SB 551, does away with that loophole, making bags made of recycled paper the only option stores and restaurants now have. The bill does not impact grocers’ ability to offer plastic bags for bulk goods, raw meat or some other items.

This is not nearly the slam-dunk that Democrats in the Oregon legislature believe it to be. As per usual, the truth is a lot more nuanced. A ban of so-called “single-use”—everybody I know used them at least twice—plastic bags has two advantages:

  1. A ban significantly reduces litter and, in particular, maritime pollution. 
  2. It reduces non-biodegradable waste. Plastic bags don’t decompose—they break into microplastics.

That’s not nothing, but we need to acknowledge that it’s a trade-off:

  1. Most alternatives to plastic bags require more energy and resources. You’d have to use a cotton tote thousands of times to breakeven in terms of the carbon footprint. You’d have to reuse a paper bag 43 times. 
  2. Because the “single-use” plastic bags were actually used as trash liners or for pet waste, people have to buy thicker plastic bags as a substitute, off setting environmental gains. In fact, plastic bag bans reduce visible waste but increase CO2 emissions because of this. 
  3. “Single-use” plastic bags are both wildly convenient and versatile. A ban adds friction to a lot of people’s lives.

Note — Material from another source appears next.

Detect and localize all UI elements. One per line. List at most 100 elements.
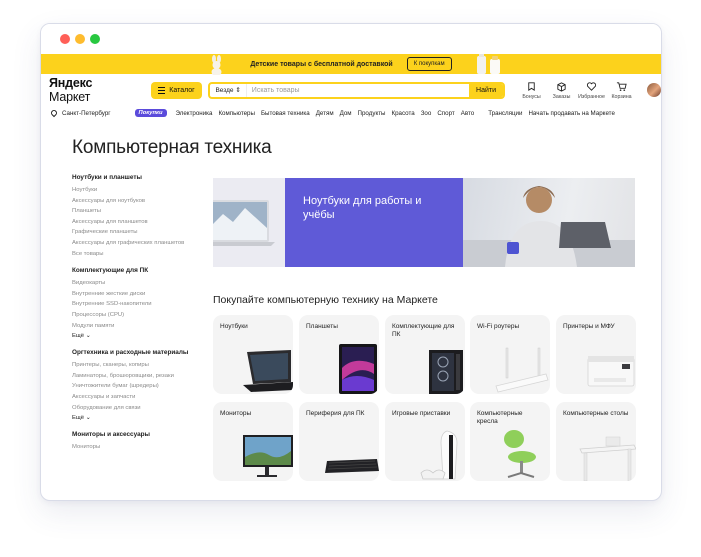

The best alternative, and environmentally speaking it’s not close, is actually the Costco solution: Boxes. Why boxes?

  1. It’s reused packaging from boxes used to ship products to stores.
  2. There’s no new production cost, so environmentally it’s sound.
  3. Cardboard is highly recyclable and breaks down readily if littered.

Undoubtedly, this is less convenient. Boxes are frequently awkward with no handles. But it’s easily the best solution environmentally, and it can’t be argued that it won’t work: Costco already does it and has done it for years.

So what should the legislature have done? Incentivize box use by retailers and tax single use plastic bags whilst using the funds toward environmental damage mitigation. Ban single use plastics, but do it along waterways. Geographically targeted bans deliver a greater environmental return per enforcement dollar while avoiding unnecessary regulation in low-risk areas (dry, inland, rural zones). Cover the Coast and the Willamette Valley. For geographic and populations reasons, Eastern Oregon doesn’t really benefit from a plastics ban—all it does it give those folks another example of meaningless governmental intrusion into their lives (and they’re not wrong).